La semaine dernière, la Commission des finances et du crédit public a donné son feu vert à l ‘”Avis correspondant au projet d’arrêté par lequel diverses dispositions de la loi fédérale sur les télécommunications et la radiodiffusion concernant les plateformes numériques” sont modifiées et ajoutées, ce qui requiert des plateformes de streaming vidéo tels que Netflix, Prime Video, HBO Go, Fox Play, entre autres qui sont ajoutés, ont au moins 30% de contenu fabriqué au Mexique. Eh bien, cette approbation était illégale car il n’y avait pas de quorum légal pour le faire.

Cependant, cette semaine il y avait que le quorum et les finances et le crédit public, et les études législatives, les deuxièmes commissions l’ont approuvé après que le coordinateur du banc Morena, Ricardo Monreal, a ordonné le rétablissement du vote dans les commissions mixtes. Les législateurs ont approuvé l’avis par 15 voix et 2 abstentions.

L’avis vise, entre autres, à modifier l’article 249 de la loi fédérale sur les télécommunications et la radiodiffusion afin que les services de télévision restreints sur les plates-formes Internet contiennent au moins 30% du contenu fabriqué au Mexique.
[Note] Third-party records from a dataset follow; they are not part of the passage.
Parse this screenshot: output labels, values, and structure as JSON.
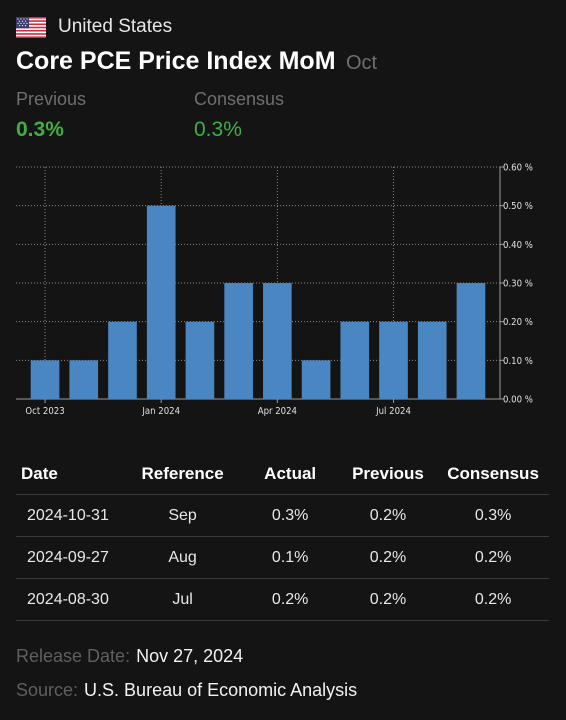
{
  "header": {
    "country": "United States",
    "title": "Core PCE Price Index MoM",
    "period": "Oct"
  },
  "summary": {
    "previous_label": "Previous",
    "previous_value": "0.3%",
    "consensus_label": "Consensus",
    "consensus_value": "0.3%"
  },
  "colors": {
    "bar": "#4a87c2",
    "positive": "#3faf45",
    "background": "#141414",
    "muted": "#6f6f6f"
  },
  "chart_data": {
    "type": "bar",
    "categories": [
      "Oct 2023",
      "Nov 2023",
      "Dec 2023",
      "Jan 2024",
      "Feb 2024",
      "Mar 2024",
      "Apr 2024",
      "May 2024",
      "Jun 2024",
      "Jul 2024",
      "Aug 2024",
      "Sep 2024"
    ],
    "values": [
      0.1,
      0.1,
      0.2,
      0.5,
      0.2,
      0.3,
      0.3,
      0.1,
      0.2,
      0.2,
      0.2,
      0.3
    ],
    "x_tick_labels": [
      "Oct 2023",
      "Jan 2024",
      "Apr 2024",
      "Jul 2024"
    ],
    "y_tick_labels": [
      "0.00 %",
      "0.10 %",
      "0.20 %",
      "0.30 %",
      "0.40 %",
      "0.50 %",
      "0.60 %"
    ],
    "ylim": [
      0,
      0.6
    ],
    "grid": true,
    "y_axis_position": "right"
  },
  "table": {
    "headers": [
      "Date",
      "Reference",
      "Actual",
      "Previous",
      "Consensus"
    ],
    "rows": [
      [
        "2024-10-31",
        "Sep",
        "0.3%",
        "0.2%",
        "0.3%"
      ],
      [
        "2024-09-27",
        "Aug",
        "0.1%",
        "0.2%",
        "0.2%"
      ],
      [
        "2024-08-30",
        "Jul",
        "0.2%",
        "0.2%",
        "0.2%"
      ]
    ]
  },
  "footer": {
    "release_label": "Release Date:",
    "release_value": "Nov 27, 2024",
    "source_label": "Source:",
    "source_value": "U.S. Bureau of Economic Analysis"
  }
}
“Cela empêchera des sociétés comme Netflix ou Amazon Prime, pour n’en nommer que quelques-unes, de créer une division soi-disant” mexicaine “pour continuer à produire du contenu à l’étranger et échapper à la poussée de l’industrie nationale, de la culture et de l’unité; pour cette raison, l’importance de pointer textuellement la «production nationale générée au Mexique» », lit le document accompagnant l’initiative.

En outre, il propose que l’Institut fédéral des télécommunications (IFT) contrôle le respect de cette norme. L’organisme de réglementation aura 180 jours pour publier les lignes directrices.

Le Réseau pour la défense des droits numériques (R3D) a publié une déclaration demandant qu’il ne devienne pas loi “car il pose de graves risques pour le droit à la liberté d’expression, le droit à l’information, la pluralité et la diversité de l’information , concurrence et innovation », pensant que la loi affectera plus sévèrement les petites plateformes.